4.3.Volgens vaste rechtspraak van de Centrale Raad van Beroep (CRvB) kan een belanghebbende die aan de onder 4.2 vermelde criteria voldoet, slechts in de hoedanigheid van zelfstandige en met toepassing van artikel 2 van het Bbz 2004 eventueel aanspraak maken op bijstand ingevolge het Bbz 2004. Met het Bbz 2004 is beoogd een sluitend systeem van bijstandverlening aan zelfstandigen te bieden, zodat personen die als zelfstandige in bovenvermelde zin worden aangemerkt, geen recht op bijstand op grond van de Pw toekomt.
5. In dit geding moet de vraag worden beantwoord of verweerder zich terecht op het standpunt heeft gesteld dat eiser als zelfstandige op grond van het Bbz wordt aangemerkt en daarom geen recht op reguliere bijstand heeft.
6. Ter zitting heeft verweerder toegelicht onderzoek te hebben gedaan naar de vraag of eiser als zelfstandige op grond van het Bbz kan worden aangemerkt. Bij brief van 23 november 2021 heeft verweerder eiser verzocht om bewijsstukken te verstrekken met betrekking tot zijn werkzaamheden en inkomsten als ZZP’er. Naar aanleiding van deze brief heeft eiser mutatieformulieren inkomsten en een aantal facturen overgelegd. Volgens verweerder is het op grond van de door eiser verstrekte informatie, in onderlinge samenhang bezien met de overige aanwezige informatie, voldoende aannemelijk dat eiser op jaarbasis tenminste 1225 uur als zelfstandige werkt.
7. De rechtbank wijst er in de eerste plaats op dat wil eiser als zelfstandige in de zin van het Bbz 2004 worden aangemerkt, hij over het boekjaar 1225 uur als zodanig moet hebben gewerkt. In artikel 1, aanhef en onder d, van het Bbz 2004 is bepaald dat in het Bbz 2004 onder boekjaar wordt verstaan de periode van 12 maanden waarover de administratie van de zelfstandige wordt gevoerd.
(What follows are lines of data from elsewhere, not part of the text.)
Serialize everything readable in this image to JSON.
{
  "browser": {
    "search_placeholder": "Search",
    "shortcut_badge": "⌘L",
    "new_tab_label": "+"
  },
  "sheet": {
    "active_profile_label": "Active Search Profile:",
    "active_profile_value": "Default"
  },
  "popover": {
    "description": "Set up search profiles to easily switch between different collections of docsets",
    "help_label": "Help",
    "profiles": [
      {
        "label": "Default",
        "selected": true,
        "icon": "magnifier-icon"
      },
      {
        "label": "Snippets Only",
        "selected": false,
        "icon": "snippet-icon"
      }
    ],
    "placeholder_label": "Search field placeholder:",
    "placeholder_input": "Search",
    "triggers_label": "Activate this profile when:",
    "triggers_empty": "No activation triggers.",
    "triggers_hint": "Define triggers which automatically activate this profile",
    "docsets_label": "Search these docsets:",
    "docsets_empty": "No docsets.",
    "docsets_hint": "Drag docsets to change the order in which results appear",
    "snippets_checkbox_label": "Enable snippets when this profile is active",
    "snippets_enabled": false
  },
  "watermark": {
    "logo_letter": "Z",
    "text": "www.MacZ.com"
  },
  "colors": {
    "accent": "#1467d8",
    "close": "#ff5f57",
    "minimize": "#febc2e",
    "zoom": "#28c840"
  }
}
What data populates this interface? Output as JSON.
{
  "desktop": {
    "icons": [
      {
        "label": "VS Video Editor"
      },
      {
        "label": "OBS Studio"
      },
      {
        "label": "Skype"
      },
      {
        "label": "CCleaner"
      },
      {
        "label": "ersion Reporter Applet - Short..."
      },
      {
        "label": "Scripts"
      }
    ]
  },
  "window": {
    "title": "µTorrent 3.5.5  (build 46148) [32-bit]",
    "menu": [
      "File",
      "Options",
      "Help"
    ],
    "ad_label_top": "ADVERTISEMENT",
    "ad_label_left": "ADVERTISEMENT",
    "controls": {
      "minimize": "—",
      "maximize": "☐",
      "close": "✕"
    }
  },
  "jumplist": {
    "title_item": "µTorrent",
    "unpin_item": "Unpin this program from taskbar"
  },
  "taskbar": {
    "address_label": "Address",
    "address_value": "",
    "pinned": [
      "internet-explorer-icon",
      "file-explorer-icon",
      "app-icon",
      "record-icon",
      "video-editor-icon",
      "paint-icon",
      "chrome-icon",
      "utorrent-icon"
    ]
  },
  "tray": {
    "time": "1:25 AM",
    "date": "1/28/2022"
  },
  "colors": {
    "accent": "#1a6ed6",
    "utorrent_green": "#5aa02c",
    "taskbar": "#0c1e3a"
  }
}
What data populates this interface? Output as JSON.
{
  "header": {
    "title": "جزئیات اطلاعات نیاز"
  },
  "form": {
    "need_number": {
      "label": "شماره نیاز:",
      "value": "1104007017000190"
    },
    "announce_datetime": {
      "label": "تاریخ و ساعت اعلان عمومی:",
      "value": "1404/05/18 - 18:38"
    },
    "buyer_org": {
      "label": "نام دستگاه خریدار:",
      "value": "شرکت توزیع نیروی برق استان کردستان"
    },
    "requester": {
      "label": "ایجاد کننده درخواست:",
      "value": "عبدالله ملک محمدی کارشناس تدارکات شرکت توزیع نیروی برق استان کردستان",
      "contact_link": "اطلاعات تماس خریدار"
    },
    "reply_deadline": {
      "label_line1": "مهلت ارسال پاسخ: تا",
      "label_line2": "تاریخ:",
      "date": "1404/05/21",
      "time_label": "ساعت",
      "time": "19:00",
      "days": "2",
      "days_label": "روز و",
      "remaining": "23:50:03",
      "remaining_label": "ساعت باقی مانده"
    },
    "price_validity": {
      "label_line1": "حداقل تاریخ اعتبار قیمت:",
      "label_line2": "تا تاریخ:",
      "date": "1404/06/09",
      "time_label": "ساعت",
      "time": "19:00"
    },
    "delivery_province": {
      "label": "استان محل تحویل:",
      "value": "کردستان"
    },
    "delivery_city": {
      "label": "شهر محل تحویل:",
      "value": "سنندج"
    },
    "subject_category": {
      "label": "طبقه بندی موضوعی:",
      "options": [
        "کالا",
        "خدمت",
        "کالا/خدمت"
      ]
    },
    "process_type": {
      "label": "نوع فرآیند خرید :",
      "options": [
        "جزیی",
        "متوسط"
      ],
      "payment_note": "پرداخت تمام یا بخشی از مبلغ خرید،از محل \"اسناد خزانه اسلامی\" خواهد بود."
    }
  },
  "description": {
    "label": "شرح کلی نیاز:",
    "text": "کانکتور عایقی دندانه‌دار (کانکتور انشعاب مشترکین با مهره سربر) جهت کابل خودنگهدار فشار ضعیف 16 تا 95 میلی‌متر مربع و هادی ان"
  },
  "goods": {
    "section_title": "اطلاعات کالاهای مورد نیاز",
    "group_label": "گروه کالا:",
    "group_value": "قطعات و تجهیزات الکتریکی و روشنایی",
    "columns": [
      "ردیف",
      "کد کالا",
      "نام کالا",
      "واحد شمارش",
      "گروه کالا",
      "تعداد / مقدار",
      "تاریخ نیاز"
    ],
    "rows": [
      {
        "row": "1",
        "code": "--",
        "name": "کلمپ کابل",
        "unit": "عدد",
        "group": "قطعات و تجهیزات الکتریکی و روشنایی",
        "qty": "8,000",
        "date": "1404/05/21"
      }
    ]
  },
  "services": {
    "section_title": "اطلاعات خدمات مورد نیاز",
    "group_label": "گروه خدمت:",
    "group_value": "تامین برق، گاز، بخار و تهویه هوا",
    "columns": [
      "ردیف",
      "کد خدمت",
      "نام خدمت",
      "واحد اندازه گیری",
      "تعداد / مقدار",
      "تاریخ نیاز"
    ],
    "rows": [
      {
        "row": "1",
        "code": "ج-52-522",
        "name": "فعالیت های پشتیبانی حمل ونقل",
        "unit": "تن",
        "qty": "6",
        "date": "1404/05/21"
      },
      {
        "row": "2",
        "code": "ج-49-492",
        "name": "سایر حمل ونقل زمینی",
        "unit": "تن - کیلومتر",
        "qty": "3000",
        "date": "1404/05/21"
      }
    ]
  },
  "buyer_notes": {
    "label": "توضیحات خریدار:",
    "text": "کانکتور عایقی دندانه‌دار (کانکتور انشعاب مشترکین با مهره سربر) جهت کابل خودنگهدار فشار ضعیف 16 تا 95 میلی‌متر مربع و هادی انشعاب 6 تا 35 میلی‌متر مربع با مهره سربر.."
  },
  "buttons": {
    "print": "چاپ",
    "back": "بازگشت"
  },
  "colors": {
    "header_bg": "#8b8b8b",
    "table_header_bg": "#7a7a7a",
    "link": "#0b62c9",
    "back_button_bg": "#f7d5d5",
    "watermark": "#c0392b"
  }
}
8. De rechtbank vindt in de stukken geen aanknopingspunten dat verweerder gericht onderzoek heeft gedaan met dien verstande dat verweerder heeft bepaald wat als boekjaar in aanmerking moest worden genomen en vervolgens heeft verzocht om gegevens waaruit kan volgen hoeveel uren eiser in dat boekjaar als zelfstandig ondernemer heeft gewerkt. Verweerder heeft in de hiervoor genoemde brief van 23 november 2021 eiser slechts verzocht (limitatief opgesomd) de volgende gegevens/bewijsstukken te verstrekken:
-mutatieformulieren over de periode van maart 2020 tot en met juni 2020;
-bewijsstuk(ken) waaruit blijkt met ingang van wanneer eiser als ZZP’er is gestart met zijn werkzaamheden;
-bewijsstukken over de hoogte van eisers inkomsten;
-bankafschriften van alle rekeningen over de periode van 12 april 2020 tot 3 juni 2020.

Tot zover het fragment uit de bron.